Еще до «Сказки» Шостакович начал сочинять другую оперу — «Большая молния» на либретто Николая Асеева. Однако, по всей видимости, довольно схематичный литературный материал, близкий по фабуле к «Золотому веку», вынудил его прекратить работу. Девять готовых фрагментов «Большой молнии» после смерти композитора нашел Геннадий Рождественский и восемь из них исполнил в Ленинграде в 1981 году.
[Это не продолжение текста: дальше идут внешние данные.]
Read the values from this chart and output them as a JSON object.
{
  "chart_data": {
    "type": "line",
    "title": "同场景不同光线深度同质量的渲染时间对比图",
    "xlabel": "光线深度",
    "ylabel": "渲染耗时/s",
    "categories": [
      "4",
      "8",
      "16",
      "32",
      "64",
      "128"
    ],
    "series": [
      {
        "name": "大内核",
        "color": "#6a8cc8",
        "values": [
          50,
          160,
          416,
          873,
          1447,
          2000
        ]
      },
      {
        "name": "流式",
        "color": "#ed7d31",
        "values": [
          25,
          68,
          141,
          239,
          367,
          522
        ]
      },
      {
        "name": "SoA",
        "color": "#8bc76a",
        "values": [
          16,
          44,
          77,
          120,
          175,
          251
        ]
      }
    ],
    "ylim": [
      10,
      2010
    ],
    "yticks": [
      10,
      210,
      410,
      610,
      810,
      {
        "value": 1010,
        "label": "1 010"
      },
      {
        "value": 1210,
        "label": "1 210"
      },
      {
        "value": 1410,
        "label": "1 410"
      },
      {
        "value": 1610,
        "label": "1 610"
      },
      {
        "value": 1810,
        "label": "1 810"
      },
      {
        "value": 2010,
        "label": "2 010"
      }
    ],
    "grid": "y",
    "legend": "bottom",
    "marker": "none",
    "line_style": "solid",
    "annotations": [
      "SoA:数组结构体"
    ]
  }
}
Шостакович продолжал лелеять оперные планы, а Самуил Самосуд, руководивший Малым оперным театром и дирижировавший всеми спектаклями «Леди Макбет», начиная с премьеры, не оставлял надежды получить его новое сочинение в этом жанре. Композитор вынашивал замысел «Поднятой целины» по Шолохову, причем либреттистом должен был стать сам писатель. Независимо от этого Шостакович попросил Александра Прейса подготовить либретто по «Матери» Горького. Для обсуждения оперных вопросов он встречался в Москве с Всеволодом Ивановым и с Владимиром Немировичем-Данченко. Существовал также проект, чтобы либретто для него написал Михаил Булгаков. Но все эти планы остались нереализованными, и только в начале 40-х годов появился довольно большой фрагмент сатирической оперы «Игроки» по Гоголю.